Un collectif d’associations féminines dépose plainte contre Abdelilah Benkirane
C’est devant la Justice que le débat sur la situation de la femme au Maroc va être porté. Un collectif d’associations féminines dépose plainte contre Abdelilah Benkirane. Certains propos du Chef du gouvernement et de ses ministres sont jugés "insultants". Explications.
Depuis ce mercredi 23 juillet, Abdelillah Benkirane, chef du gouvernement est l’objet d’une plainte collective. Le procureur du roi auprès de la cour d’appel de Rabat a enregistré une procédure dans ce sens.
"Nous sommes une dizaine d’associations qui portons plainte contre le chef du gouvernement pour insultes et discrimination fondée sur le sexe", confirme Aatifa Timjerdine, présidente de la section casablancaise de l’Association démocratique des femmes du Maroc ADFM.

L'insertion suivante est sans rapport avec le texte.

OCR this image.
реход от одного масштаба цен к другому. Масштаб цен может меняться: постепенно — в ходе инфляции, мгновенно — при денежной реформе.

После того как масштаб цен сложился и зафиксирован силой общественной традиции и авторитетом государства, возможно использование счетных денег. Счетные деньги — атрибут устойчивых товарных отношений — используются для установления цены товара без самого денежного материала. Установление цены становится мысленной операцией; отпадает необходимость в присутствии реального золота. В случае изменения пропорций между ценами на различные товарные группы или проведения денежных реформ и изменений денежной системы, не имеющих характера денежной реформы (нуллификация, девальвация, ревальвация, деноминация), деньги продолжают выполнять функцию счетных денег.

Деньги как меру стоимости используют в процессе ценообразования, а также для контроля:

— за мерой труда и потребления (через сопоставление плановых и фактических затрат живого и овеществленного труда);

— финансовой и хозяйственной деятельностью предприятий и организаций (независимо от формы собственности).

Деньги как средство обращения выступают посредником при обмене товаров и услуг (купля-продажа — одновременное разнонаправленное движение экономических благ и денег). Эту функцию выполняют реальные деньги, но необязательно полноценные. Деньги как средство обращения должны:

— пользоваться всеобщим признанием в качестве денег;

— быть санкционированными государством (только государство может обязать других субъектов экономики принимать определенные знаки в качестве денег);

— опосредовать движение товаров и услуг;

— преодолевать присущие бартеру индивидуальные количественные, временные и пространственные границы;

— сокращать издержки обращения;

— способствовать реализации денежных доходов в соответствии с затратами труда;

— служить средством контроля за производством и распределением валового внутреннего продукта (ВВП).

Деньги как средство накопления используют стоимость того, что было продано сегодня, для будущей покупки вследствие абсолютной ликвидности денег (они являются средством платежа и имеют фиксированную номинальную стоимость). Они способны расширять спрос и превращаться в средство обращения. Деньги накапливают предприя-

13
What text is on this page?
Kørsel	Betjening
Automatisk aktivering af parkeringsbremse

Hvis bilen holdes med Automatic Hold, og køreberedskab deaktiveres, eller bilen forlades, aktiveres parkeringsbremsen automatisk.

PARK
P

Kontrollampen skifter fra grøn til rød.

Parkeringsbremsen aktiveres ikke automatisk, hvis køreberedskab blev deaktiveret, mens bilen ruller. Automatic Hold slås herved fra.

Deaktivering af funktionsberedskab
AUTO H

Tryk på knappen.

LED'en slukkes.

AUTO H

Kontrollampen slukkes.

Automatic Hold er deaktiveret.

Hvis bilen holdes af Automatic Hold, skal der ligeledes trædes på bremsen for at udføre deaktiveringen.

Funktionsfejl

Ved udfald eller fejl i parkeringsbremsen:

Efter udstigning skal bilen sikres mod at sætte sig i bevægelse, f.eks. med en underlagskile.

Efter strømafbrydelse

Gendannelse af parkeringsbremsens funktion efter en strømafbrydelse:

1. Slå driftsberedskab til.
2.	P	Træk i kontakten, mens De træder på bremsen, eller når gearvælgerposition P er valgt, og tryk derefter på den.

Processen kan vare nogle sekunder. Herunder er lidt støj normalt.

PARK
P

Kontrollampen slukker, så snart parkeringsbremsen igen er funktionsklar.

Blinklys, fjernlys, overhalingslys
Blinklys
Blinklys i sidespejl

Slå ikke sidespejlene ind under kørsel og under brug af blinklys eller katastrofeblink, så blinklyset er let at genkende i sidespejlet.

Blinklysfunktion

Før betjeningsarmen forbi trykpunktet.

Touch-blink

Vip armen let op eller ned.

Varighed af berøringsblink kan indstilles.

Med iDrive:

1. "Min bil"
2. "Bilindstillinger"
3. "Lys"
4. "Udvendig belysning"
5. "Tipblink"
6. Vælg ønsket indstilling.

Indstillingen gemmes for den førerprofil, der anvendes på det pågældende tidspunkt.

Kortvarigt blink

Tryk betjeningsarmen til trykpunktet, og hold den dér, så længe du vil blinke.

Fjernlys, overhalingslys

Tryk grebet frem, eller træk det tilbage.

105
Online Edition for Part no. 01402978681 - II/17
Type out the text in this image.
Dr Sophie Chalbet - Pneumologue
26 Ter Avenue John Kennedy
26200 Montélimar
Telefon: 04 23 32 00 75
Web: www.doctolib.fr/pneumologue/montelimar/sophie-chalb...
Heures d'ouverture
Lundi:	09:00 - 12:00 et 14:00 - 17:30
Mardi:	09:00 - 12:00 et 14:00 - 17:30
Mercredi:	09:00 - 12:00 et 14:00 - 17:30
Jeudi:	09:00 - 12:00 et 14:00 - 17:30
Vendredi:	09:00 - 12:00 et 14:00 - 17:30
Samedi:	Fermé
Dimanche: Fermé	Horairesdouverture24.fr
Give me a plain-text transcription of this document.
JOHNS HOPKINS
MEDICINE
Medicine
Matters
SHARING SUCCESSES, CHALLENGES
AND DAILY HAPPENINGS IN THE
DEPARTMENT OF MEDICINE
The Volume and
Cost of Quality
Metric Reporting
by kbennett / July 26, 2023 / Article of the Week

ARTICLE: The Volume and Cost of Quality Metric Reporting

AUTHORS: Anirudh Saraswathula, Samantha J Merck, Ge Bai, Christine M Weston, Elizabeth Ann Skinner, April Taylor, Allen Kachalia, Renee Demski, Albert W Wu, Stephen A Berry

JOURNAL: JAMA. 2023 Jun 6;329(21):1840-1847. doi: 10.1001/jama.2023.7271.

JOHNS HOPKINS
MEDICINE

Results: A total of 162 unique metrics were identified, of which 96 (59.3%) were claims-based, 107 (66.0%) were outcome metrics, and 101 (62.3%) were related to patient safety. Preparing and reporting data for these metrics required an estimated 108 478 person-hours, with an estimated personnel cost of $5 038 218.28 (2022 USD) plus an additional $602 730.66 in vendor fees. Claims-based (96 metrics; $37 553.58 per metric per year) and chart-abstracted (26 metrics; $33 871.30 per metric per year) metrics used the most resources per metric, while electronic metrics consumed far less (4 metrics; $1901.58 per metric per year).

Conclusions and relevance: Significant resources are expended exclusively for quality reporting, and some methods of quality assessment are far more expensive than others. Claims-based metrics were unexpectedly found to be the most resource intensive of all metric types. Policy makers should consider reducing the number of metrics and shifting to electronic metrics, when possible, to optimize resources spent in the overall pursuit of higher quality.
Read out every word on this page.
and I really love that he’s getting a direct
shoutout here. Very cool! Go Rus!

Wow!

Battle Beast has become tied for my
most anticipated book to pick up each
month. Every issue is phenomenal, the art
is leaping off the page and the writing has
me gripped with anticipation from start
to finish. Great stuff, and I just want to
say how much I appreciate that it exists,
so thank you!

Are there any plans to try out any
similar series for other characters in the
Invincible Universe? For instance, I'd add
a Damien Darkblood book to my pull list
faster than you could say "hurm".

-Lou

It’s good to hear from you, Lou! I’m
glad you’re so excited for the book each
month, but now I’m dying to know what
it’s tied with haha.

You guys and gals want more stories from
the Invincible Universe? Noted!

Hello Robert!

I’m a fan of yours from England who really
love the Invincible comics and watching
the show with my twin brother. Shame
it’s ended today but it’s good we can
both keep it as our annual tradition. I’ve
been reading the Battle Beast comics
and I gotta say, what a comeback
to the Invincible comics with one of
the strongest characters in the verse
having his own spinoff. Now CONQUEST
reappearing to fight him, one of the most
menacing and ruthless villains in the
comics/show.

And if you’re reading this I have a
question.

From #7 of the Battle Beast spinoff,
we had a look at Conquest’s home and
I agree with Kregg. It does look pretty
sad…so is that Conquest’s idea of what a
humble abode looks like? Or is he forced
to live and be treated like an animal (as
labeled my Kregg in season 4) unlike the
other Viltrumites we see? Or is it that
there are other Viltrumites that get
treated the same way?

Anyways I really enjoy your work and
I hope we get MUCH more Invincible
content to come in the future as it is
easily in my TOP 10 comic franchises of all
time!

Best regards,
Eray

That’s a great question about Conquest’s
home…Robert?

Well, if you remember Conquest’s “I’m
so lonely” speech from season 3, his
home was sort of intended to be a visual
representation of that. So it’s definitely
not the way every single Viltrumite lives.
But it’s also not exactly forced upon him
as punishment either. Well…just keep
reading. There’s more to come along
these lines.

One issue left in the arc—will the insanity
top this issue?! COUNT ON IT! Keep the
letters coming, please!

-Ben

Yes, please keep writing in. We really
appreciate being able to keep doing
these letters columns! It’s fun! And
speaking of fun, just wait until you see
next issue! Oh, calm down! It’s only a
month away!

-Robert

Sont signataires de la plainte, d’autres associations commeInitiatives pour la protection des droits des Femmes, Insat pour femmes victimes de violence et mères célibataires, Mains solidaires pour le droit à la dignité et à la citoyenneté, Voix de la femme amazighe, Association marocaine des droits humains (AMDH), le Réseau amazighe pour la citoyenneté "Azetta Amazigh", Annakhil, Epanouissement féminin, Fondation Ytto pour l'hébergement et la réhabilitation des femmes victimes de violence.
Cet échantillon représentatif de la société civile crie son ras-le-bol. "Nous n’avons aucun retour quant au projet de loi de lutte contre les violences à l’égard des femmes, les principes de la parité ne sont pas non plus appliqués", accusé Aatifa Timjerdine.
Mais la goutte fait déborder le vase, ce sont "les déclarations dégradantes du chef du gouvernement, lors de la séance mensuelle à la chambre des conseillers du 17 juin dernier. L’objet de la discussion portait sur les questions et les attentes des femmes marocaines dans les programmes et les politiques du gouvernement", s’insurge-t-elle, relayée par les membres des associations signataires de la plainte.
Autres points considérés comme particulièrement outrageants pour les défenseurs des droits des femmes et humains réside d’une part dans "l'absence de réaction de la part de la primature, en tant qu'institution, reconnaissant le préjudice porté par ces propos et présentant des excuses".
D’autre part, les plaignants s’indignent "des propos d'un nombre de dirigeants du parti majoritaire au gouvernement, y compris plusieurs ministres. Ces derniers, au lieu de défendre les dispositions législatives et veiller au respect de la loi et à son effectivité via une bonne application conformément aux prérogatives liées à leur mandat, ont paradoxalement préféré prendre la défense du chef du gouvernement en justifiant ces déclarations voire en les glorifiant".
Nos féministes vont encore plus loin. Elles soulignent "une pratique idéologique systématique, dont l'objectif est d'approfondir intentionnellement la division au sein de la société et de satisfaire les courants conservateurs et tendances fondamentalistes, en violation de la constitution".
En somme, l’ensemble de ces considérations "consacre et fait perdurer la discrimination en portant atteinte à la dignité des femmes en général et des mères travailleuses en particulier."
Le collectif justifie son action judiciaire: "il devient nécessaire de prendre les mesures requises et proportionnées à la gravité des propos du Chef du gouvernement qui vont jusqu'à la démission ou au limogeage dans des Etats de droits ou du moins la présentation d'excuses publiques pour réparation de préjudices".
Parmi les cinq avocats qui se sont saisis de l’affaire, on retrouve l’ancien bâtonnier, Abderrahim Jamaï. Tout laisse à croire que si le procureur du toi accepte l’opportunité des poursuites, le procès prendra une certaine ampleur médiatique.